Salma Dam, which is one of Afghanistan's national assets, is located in the Chesht District of Herat. Chesht District shares borders with Ghor and Badghis provinces. Salma Dam has been built at a cost of about $290 million by India on the Harirud River. The dam has a storage capacity of 633 million cubic meters of water and generates 42 megawatts of electricity, but unfortunately, the Taliban recently have intensified their attacks in these two provinces. After the Taliban occupy the areas around Salma Dam, Iran will get the opportunity to destroy the dam. Constructing dams in the western parts of Afghanistan has caused great damage to Iran, and building dams such as Salma Dam has caused thousands of hectares of land in Iran to dry up. Our request of the Taliban is that they should not inflict damage on the assets and infrastructure of the country because if they destroy this infrastructure, the poor people of Herat and other provinces will sustain losses.
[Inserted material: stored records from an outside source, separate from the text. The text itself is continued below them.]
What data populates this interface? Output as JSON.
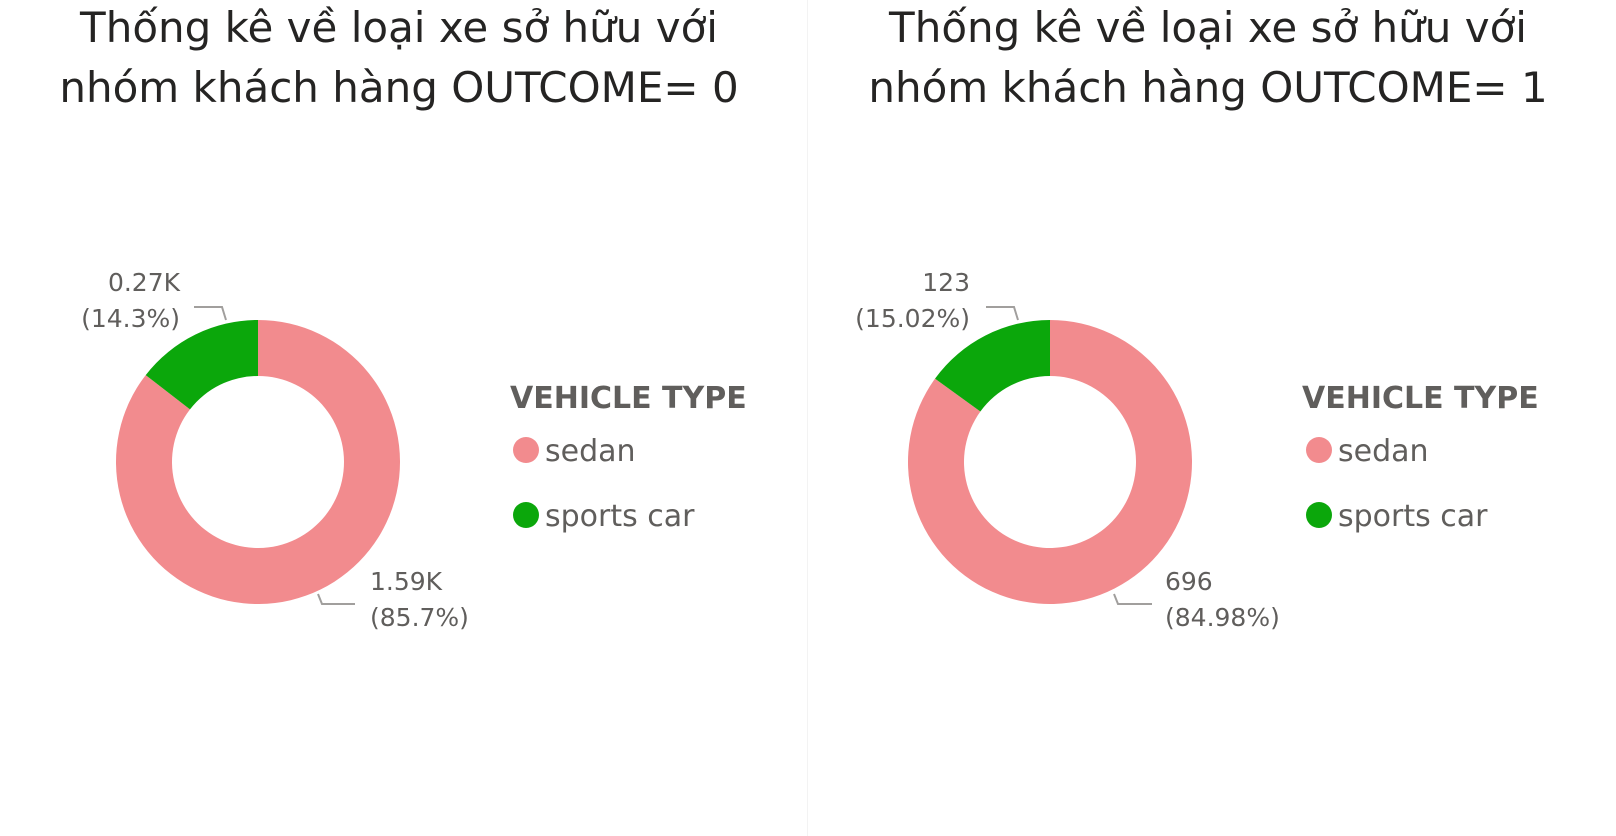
{
  "chart_data": [
    {
      "type": "pie",
      "title_lines": [
        "Thống kê về loại xe sở hữu với",
        "nhóm khách hàng OUTCOME= 0"
      ],
      "legend_title": "VEHICLE TYPE",
      "categories": [
        "sedan",
        "sports car"
      ],
      "values": [
        1590,
        270
      ],
      "shares_percent": [
        85.7,
        14.3
      ],
      "data_labels": [
        {
          "value": "1.59K",
          "percent": "(85.7%)"
        },
        {
          "value": "0.27K",
          "percent": "(14.3%)"
        }
      ],
      "colors": [
        "#F28B8E",
        "#0BA70B"
      ],
      "donut": true
    },
    {
      "type": "pie",
      "title_lines": [
        "Thống kê về loại xe sở hữu với",
        "nhóm khách hàng OUTCOME= 1"
      ],
      "legend_title": "VEHICLE TYPE",
      "categories": [
        "sedan",
        "sports car"
      ],
      "values": [
        696,
        123
      ],
      "shares_percent": [
        84.98,
        15.02
      ],
      "data_labels": [
        {
          "value": "696",
          "percent": "(84.98%)"
        },
        {
          "value": "123",
          "percent": "(15.02%)"
        }
      ],
      "colors": [
        "#F28B8E",
        "#0BA70B"
      ],
      "donut": true
    }
  ]
}
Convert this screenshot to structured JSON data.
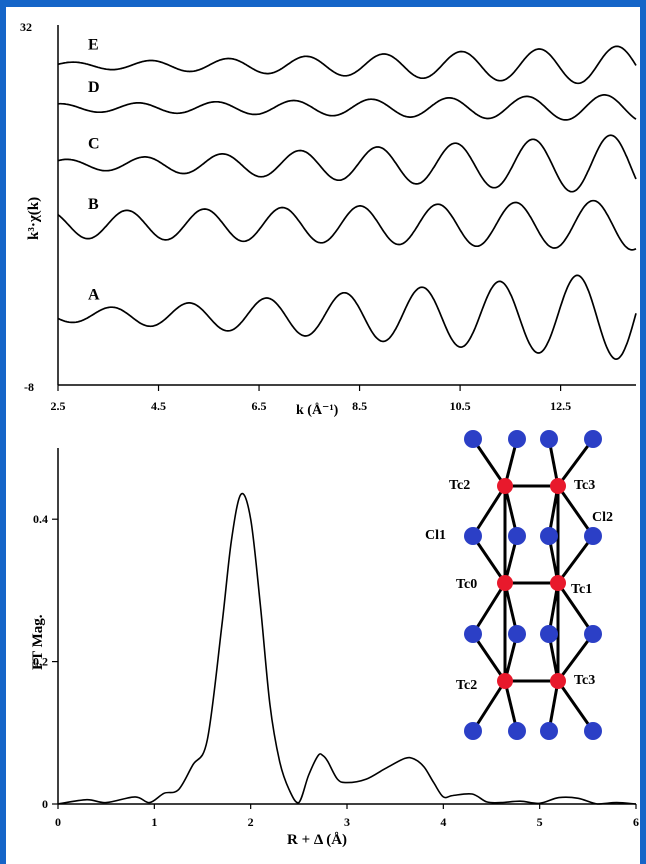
{
  "accent_border_color": "#1565c8",
  "chart_data": [
    {
      "type": "line",
      "xlabel": "k (Å⁻¹)",
      "ylabel": "k³·χ(k)",
      "xlim": [
        2.5,
        14.0
      ],
      "ylim": [
        -8,
        32
      ],
      "x_ticks": [
        "2.5",
        "4.5",
        "6.5",
        "8.5",
        "10.5",
        "12.5"
      ],
      "y_ticks": [
        "32",
        "-8"
      ],
      "series_labels": [
        "E",
        "D",
        "C",
        "B",
        "A"
      ],
      "grid": false,
      "description_note": "Stacked EXAFS oscillations, offset vertically",
      "series": [
        {
          "name": "E",
          "offset": 27.5,
          "amp_start": 0.35,
          "amp_end": 2.2,
          "freq": 3.25,
          "phase": 0.4
        },
        {
          "name": "D",
          "offset": 22.8,
          "amp_start": 0.45,
          "amp_end": 1.5,
          "freq": 3.25,
          "phase": 1.4
        },
        {
          "name": "C",
          "offset": 16.5,
          "amp_start": 0.55,
          "amp_end": 3.4,
          "freq": 3.25,
          "phase": 0.9
        },
        {
          "name": "B",
          "offset": 9.8,
          "amp_start": 1.5,
          "amp_end": 2.8,
          "freq": 3.25,
          "phase": 2.3
        },
        {
          "name": "A",
          "offset": -0.3,
          "amp_start": 0.7,
          "amp_end": 5.0,
          "freq": 3.25,
          "phase": 3.6
        }
      ]
    },
    {
      "type": "line",
      "xlabel": "R + Δ (Å)",
      "ylabel": "FT Mag.",
      "xlim": [
        0,
        6
      ],
      "ylim": [
        0,
        0.5
      ],
      "x_ticks": [
        "0",
        "1",
        "2",
        "3",
        "4",
        "5",
        "6"
      ],
      "y_ticks": [
        "0",
        "0.2",
        "0.4"
      ],
      "grid": false,
      "x": [
        0,
        0.3,
        0.5,
        0.8,
        0.95,
        1.1,
        1.25,
        1.4,
        1.55,
        1.7,
        1.8,
        1.9,
        2.0,
        2.1,
        2.2,
        2.3,
        2.4,
        2.5,
        2.6,
        2.7,
        2.75,
        2.8,
        2.9,
        3.0,
        3.2,
        3.4,
        3.6,
        3.7,
        3.8,
        3.9,
        4.0,
        4.1,
        4.3,
        4.45,
        4.6,
        4.8,
        5.0,
        5.2,
        5.4,
        5.6,
        5.8,
        6.0
      ],
      "y": [
        0.0,
        0.006,
        0.002,
        0.01,
        0.002,
        0.015,
        0.02,
        0.055,
        0.09,
        0.25,
        0.37,
        0.435,
        0.4,
        0.28,
        0.14,
        0.06,
        0.02,
        0.002,
        0.04,
        0.068,
        0.068,
        0.06,
        0.035,
        0.03,
        0.035,
        0.05,
        0.064,
        0.063,
        0.052,
        0.03,
        0.01,
        0.012,
        0.014,
        0.003,
        0.002,
        0.004,
        0.001,
        0.009,
        0.008,
        0.0,
        0.002,
        0.0
      ]
    }
  ],
  "structure_diagram": {
    "atom_labels": {
      "tc2_top": "Tc2",
      "tc3_top": "Tc3",
      "cl1": "Cl1",
      "cl2": "Cl2",
      "tc0": "Tc0",
      "tc1": "Tc1",
      "tc2_bottom": "Tc2",
      "tc3_bottom": "Tc3"
    },
    "tc_color": "#e8192c",
    "cl_color": "#2b3fc6"
  }
}
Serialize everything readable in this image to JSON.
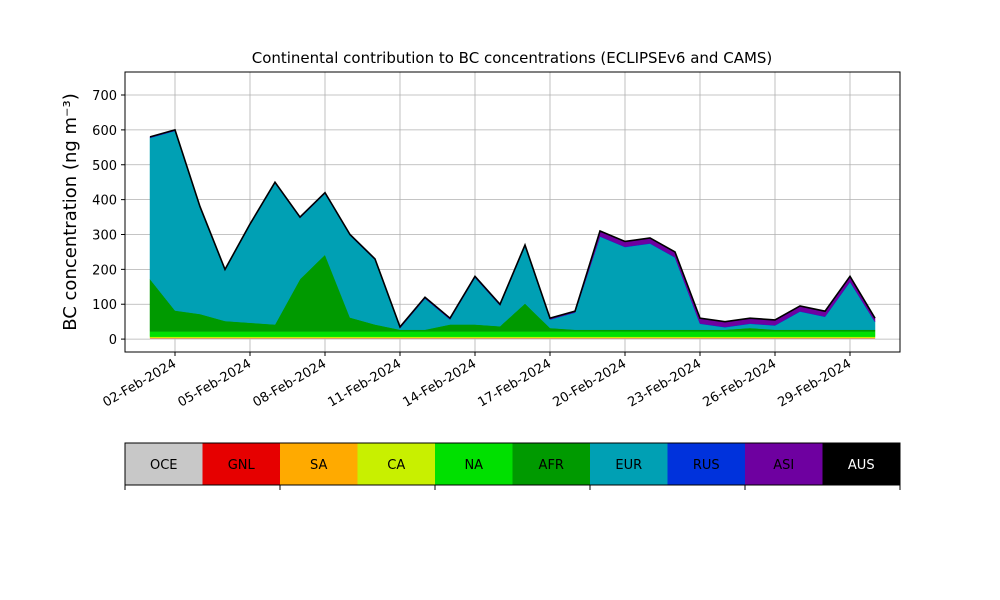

Salma Dam is very important for the future of Afghanistan. If the Taliban's attacks on this large dam continue, they will cause damage to this dam, and if any kind of damage befalls this dam, a great number of people will sustain loss of property and life. Salma Dam is a very large dam, and the livelihood and income of many residents of eight district of Salma Dam depend on the water stored in it. If Salma Dam incurs damage, people in the areas from Chesht District to Kohsan District of Herat province will be affected. The people's request of the Taliban is that a national asset is the common property of all and that these national assets should not be damaged in wars. Salma Dam, this national asset, must be protected and all attacks on the Dam must be stopped.